There’s a host of very funny people here, too, but they don’t have time to create anything really funny as they just dash about, shouting a line or two here and there. Amy Adams is her usual brand of charming as an Amelia Earhart statue that struts through the picture spitting out roughly 30s-style screwball-comedy lines. Christopher Guest and Bill Hader have some funny moments as Ivan the Terrible and General Custer, respectively. Jonah Hill, Mindy Kaling, and Ricky Gervais, as well as the Jonas brothers as singing cherubs, each get a brief scene to shine, but too much of the movie is given over to a totally bland Ben Stiller performance and uninspired plotting that sends characters everywhere and nowhere at the same time while seeming to change its fantasy rules whenever it suits the filmmakers. Early on, much is made of the Egyptian tablet that causes the museum to come to life, and yet (little spoiler) the Smithsonian creatures stay very much alive when Stiller flies off at the end with tablet in hand.
This thing is a mess, woefully inconsistent, chaotic, and overlong.
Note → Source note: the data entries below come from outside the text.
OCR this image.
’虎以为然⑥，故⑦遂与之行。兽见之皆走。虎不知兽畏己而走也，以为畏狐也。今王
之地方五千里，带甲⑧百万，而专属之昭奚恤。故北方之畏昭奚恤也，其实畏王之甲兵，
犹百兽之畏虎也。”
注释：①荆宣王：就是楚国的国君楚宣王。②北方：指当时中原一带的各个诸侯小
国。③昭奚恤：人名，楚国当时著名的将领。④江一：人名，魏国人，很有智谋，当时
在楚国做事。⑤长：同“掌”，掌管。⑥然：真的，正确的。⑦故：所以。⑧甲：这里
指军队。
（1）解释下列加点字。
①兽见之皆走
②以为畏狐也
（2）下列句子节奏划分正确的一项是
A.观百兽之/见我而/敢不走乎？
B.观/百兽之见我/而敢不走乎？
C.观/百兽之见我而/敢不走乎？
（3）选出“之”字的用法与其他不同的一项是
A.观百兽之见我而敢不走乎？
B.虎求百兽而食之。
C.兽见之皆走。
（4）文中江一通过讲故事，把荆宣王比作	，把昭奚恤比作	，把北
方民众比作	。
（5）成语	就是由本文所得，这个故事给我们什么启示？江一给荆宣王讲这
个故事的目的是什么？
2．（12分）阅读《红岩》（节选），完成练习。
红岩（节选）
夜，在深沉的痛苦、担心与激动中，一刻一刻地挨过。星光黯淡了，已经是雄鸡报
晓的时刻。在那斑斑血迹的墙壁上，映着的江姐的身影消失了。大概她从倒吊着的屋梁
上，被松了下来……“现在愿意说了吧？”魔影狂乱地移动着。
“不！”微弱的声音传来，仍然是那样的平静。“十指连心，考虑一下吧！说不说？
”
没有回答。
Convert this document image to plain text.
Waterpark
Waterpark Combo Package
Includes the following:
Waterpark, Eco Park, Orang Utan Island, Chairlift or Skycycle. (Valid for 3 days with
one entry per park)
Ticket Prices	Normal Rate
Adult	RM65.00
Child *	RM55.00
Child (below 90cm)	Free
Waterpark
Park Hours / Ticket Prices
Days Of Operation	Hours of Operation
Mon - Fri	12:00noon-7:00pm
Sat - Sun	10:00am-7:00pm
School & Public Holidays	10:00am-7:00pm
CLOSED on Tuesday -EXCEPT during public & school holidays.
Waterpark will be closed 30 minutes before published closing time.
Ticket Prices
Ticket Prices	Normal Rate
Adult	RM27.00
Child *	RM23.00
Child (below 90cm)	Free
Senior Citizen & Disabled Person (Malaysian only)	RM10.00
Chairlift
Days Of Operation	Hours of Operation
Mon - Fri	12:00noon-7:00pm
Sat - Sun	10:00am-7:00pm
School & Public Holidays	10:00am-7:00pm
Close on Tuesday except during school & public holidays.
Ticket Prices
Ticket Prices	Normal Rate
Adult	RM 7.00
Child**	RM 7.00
I laughed a little, and found some of the visual tricks clever (there’s a neat moment involving a hall of artwork), but even for lightweight summer entertainment this is junky and ill conceived, an uncalled for expansion of a what was a poor property to begin with. At times, when I lost myself in laughter at Azaria's performance, I could almost forgive the movie. But every time I stopped laughing, I crashed back into reality, wondering when the movie would ever end. And yet, I still think the idea of all the things in a museum coming to life is a great concept, just not in the hands of the people who've been inflicting these upon us.